|CHEN, J - University Of Missouri|
|GREER, S - University Of Missouri|
|Sudduth, Kenneth - Ken|
Submitted to: Transactions of the ASABE
Publication Type: Peer Reviewed Journal
Publication Acceptance Date: 4/21/2018
Publication Date: 8/26/2018
Citation: Sadler, E.J., Nash, P.R., Drummond, S.T., Chen, J., Greer, S.T., Sudduth, K.A. 2018. Generalizable, extensible methods to implement QA/QC Tests on environmental data. Transactions of the ASABE. 61(4):1193-1198. doi:10.13031/trans.12641.
Interpretive Summary: Environmental data is needed to inform producer operational and strategic choices, to enable simulation modeling, and to inform public policy at all levels of government. Thus it is critical that the quality of the data be good. A critical component of quality assurance and quality control (QA/QC) is the screening of data for missing data, outliers, and changes that might be too abrupt or too slow to be real. Most QC screens are programmed using if-then-else statements to arrive at conclusions about the data. For many situations, we need more tests than are easily programmed that way. To avoid such limits, two alternative methods were developed: one usable for up to about 10 tests, and one usable for many more tests. Both use truth tables, borrowed from integrated circuit design in electrical engineering, to express and implement True/False logic. The usual and our two alternative methods are illustrated with a simple example of a measurement of air temperature from a local weather station. Both methods were shown to be flexible and could be used for a number of different cases without modification. The flexibility of these methods should increase power of QA/QC programs for environmental or other time series data, helping to ensure high-quality data for producers, scientists, and policy makers.
Technical Abstract: As environmental data is increasingly recognized as important, attention is focused on the quality of the data. A critical component of quality assurance and quality control (QA/QC) is the screening of data for missing data, outliers, and changes that might be too abrupt or too slow to be real. These tests can be run on stations with one or more sensors, and most implementations involve coding combinational logic of tests in if-then-else constructs to arrive at outcomes or actions depending on the inputs. For very simple sets of tests, usually limited to a single sensor, coding is not difficult, although complexity rises rapidly with an increased number of tests. For very common weather stations, redundant sensors or inter-sensor comparisons require enough tests to make if-then-else code very cumbersome. To ease such constraints and also improve ease of code modification and documentation, two alternative methods were developed without if-then-else logic: one scalable to approximately 10 tests, and one scalable to many more tests.

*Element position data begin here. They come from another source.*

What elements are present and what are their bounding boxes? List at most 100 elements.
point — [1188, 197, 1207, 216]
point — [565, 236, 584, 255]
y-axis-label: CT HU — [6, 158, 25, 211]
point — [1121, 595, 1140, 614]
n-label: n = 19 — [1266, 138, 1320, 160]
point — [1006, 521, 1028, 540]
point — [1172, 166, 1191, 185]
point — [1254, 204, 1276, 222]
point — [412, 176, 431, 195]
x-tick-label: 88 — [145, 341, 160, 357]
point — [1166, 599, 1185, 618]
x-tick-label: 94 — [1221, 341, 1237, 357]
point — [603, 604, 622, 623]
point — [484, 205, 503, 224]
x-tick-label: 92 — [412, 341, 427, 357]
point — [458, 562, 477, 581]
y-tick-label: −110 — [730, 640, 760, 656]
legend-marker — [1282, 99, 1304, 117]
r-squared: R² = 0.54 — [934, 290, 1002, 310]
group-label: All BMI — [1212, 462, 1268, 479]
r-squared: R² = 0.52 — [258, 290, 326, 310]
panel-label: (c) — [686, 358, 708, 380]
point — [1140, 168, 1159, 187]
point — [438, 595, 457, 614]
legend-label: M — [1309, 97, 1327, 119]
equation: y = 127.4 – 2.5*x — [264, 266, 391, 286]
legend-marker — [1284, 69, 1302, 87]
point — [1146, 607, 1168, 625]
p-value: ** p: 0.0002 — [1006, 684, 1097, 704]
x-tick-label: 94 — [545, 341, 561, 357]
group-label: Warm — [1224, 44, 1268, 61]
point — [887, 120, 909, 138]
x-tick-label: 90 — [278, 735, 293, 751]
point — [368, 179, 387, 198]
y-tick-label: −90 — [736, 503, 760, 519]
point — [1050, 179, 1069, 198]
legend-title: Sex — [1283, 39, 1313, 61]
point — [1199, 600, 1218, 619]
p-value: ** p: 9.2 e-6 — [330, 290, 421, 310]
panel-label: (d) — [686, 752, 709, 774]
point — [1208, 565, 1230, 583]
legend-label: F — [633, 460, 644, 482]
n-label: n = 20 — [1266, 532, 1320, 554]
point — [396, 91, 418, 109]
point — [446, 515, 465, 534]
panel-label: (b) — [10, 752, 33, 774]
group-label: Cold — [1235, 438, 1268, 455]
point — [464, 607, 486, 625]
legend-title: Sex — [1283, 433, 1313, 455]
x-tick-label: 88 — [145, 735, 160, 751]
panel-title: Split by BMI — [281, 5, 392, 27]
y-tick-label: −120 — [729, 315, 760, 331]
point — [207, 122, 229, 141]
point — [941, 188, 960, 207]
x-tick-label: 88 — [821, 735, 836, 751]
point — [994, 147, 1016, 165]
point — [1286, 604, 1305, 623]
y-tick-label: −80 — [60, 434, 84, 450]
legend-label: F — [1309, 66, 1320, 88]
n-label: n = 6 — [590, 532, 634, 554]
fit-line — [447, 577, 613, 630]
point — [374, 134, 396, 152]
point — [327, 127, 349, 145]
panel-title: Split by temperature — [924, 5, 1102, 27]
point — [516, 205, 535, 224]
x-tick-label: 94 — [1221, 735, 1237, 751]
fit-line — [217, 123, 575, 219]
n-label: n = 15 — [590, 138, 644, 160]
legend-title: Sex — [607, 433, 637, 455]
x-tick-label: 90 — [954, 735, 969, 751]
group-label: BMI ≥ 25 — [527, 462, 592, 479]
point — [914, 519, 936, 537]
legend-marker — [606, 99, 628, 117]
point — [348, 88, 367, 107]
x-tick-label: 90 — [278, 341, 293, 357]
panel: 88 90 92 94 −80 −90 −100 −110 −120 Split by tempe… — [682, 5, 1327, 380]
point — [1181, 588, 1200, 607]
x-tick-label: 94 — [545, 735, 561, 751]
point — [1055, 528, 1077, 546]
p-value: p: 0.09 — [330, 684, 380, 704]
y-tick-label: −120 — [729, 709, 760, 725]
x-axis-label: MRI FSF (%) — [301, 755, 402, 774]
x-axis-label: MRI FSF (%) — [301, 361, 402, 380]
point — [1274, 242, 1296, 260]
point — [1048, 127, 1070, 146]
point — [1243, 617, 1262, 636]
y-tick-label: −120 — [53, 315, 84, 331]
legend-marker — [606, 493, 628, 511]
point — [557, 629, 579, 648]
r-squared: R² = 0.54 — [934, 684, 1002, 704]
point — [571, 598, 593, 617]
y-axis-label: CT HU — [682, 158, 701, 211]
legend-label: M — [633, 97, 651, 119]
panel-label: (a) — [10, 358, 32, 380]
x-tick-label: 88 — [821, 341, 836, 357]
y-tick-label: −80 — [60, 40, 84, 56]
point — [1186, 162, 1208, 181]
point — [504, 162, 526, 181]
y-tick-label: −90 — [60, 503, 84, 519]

The objectives of this paper are to describe the methods and to demonstrate their performance using realistic tests with existing data. Both use truth tables to express and implement logic – the first expands a truth table with n tests to all 2 raised to the nth power possible combinations and uses that as a lookup table, and the second matches test patterns in the truth table using its original unexpanded form. The usual and our two alternative methods are illustrated with a simple example of a measurement of air temperature, Ta. Relative advantages and disadvantages for each are discussed. Scalability of the methods is illustrated using measurements from a local weather station. Both were shown to be scalable, but with differences in overhead and first-run time required. If provided both the test results and either the expanded truth table (for the lookup method) or the original truth table (the pattern-match method), the core code was general. The flexibility of these methods should increase power of QA/QC programs for environmental or other time series data.